Chapter Sixty-Seven – Tank You (For The Sandwiches)
byChapter Sixty-Seven – Tank You (For The Sandwiches)
“When it comes to at-home self-defence, the popular option, for years, has been a handgun in a safe. We think that’s slow, and unlikely to scare off the prepared bandit.
Our solution?
The self-defence pillow frag!”
–Failed Advertising campaign for at-home high explosives, 2045
***
I wasn’t sure if I should have been disappointed or not, but the first attack against the convoy as it was moving happened so quickly and was dealt with so rapidly that I didn’t even have time to get out of the mobile base before it was dealt with.
The attack hit our right flank, just as we were nearing one of the many little rivers cutting across the landscape. There was an old cement bridge crossing the river, maybe forty metres long. Not even a proper suspension bridge or anything, just a plain old boring thing.

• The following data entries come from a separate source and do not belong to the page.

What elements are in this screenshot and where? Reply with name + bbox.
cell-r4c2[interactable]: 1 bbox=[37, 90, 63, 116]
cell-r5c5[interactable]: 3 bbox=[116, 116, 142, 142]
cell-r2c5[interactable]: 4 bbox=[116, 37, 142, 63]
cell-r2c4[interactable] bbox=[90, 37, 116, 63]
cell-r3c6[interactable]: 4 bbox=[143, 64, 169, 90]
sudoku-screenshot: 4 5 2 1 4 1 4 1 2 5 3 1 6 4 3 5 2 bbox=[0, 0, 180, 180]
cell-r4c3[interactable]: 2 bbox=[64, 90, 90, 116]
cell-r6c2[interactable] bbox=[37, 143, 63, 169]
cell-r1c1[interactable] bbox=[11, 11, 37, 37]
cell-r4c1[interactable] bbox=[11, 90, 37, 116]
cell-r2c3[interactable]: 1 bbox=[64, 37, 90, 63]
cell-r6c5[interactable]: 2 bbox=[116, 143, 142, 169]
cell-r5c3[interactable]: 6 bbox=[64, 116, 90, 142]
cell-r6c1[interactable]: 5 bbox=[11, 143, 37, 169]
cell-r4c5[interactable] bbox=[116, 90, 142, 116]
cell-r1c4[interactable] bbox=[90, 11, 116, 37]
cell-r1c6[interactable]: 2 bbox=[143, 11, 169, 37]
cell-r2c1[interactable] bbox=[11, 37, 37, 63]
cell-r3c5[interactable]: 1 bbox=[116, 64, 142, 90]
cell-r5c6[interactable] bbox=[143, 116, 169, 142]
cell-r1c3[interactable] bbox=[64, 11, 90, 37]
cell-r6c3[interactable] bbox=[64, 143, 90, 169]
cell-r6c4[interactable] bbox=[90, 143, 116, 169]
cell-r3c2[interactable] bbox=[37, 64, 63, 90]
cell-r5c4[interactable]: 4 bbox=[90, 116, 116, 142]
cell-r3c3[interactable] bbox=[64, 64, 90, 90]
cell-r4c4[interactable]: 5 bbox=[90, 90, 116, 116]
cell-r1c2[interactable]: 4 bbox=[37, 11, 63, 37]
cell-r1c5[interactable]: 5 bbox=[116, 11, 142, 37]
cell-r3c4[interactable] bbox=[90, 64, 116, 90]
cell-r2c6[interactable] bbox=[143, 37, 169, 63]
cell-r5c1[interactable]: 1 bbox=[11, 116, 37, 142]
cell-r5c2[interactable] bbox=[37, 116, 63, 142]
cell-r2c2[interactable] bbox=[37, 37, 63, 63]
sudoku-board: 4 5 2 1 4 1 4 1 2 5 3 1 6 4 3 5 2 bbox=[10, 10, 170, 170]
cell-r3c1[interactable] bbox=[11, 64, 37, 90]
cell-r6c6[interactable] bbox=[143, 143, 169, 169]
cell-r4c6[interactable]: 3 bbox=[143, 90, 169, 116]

The aliens came out from the side of the bridge, launching themselves out of the brush and rushing at our front flank.
The computer on the mobile base quickly made a headcount and marked out something like half-a-hundred model threes and twice as many model ones. There was a sprinkling of bigger models too, tankier ones, and some of those tentacled fucks.
The tanks came to a stop, then started to rotate their guns to the right.
Then Tankette got involved, circling around and ahead of the formation so that she could aim back at the swarm. She opened up on the lot of them and turned the enemy into so much swiss cheese.
I was left chewing on my sandwich (she’d cut them at an angle, then flipped one half around so that the sandwich looked like a little heart in the box. She’d placed some baby carrots in the spaces left over too) while I watched aliens die in droves.
The boys on the roof were chatting over the coms while taking shots at the aliens in the lead. Once the tanks and support vehicles right behind had the aliens in sight, it was all over. Multiple criss-crossing lines of machine gun fire was a pretty text-book counter to a charge.
The thing that surprised me the most was the reaction to the flying models. Someone opened up on them with a repeating net launcher. The shots would go out for a few metres, then explode outwards into a net some three or four metres wide. The model ones in the net’s path would get smacked out of the air by the net as it came back down, and it looked like maybe the netting itself was sharpened.
Once the last gun went quiet, I waited a beat, then opened up the ‘all’ coms. “Well done, everyone,” I said. “But let’s not party too soon. Keep your eyes open as we cross the bridge. Good reaction out there, Tankette.”
“Thank you,” came Tankette’s rather shy reply.
“She’s pretty good,” I said as I cut off the coms. “What kind of gun is that tank of hers rocking?”
Gomorrah glanced to the side, head tilting slightly. “Looks like a 25mm main gun, and a 5.56 NATO-standard secondary gun. Basically a small cannon and a gun with the same calibre as a basic assault rifle.”
“Huh,” I said. “Well, I guess with a tank that small you can’t have a big gun mounted. I mean, still bigger than what you could carry on your own.”
She could probably reload just by buying more ammo from her AI, so that’d save her a lot of trouble.
“I’m sure we can do better!” Princess said. “Just wait, Knight and I will prove ourselves!” She pumped a fist into the air. Knight just shifted slightly from side to side next to her, clearly feeling about as awkward as someone wearing full plate could feel.
“You’ll have your chance soon enough,” I said. I hoped that was right, because Princess kept edging her way around the central hologram tank in the middle of the command room. I was edging my way around her, and so far we’d gone around the entire table twice.
I didn’t know what this chick had going on for me, but I was pretty sure I didn’t want any of it.
“Hey, maybe we could stick you and Knight with Gomorrah? She’s a fantastic samurai. I bet she could show you all sorts of tricks.”
Gomorrah’s head snapped up and she looked my way, then towards Princess. “Princess, is that suit of yours flame retardant and fireproof?”
“Uh, no?” Princess said, sounding pretty damned uncertain.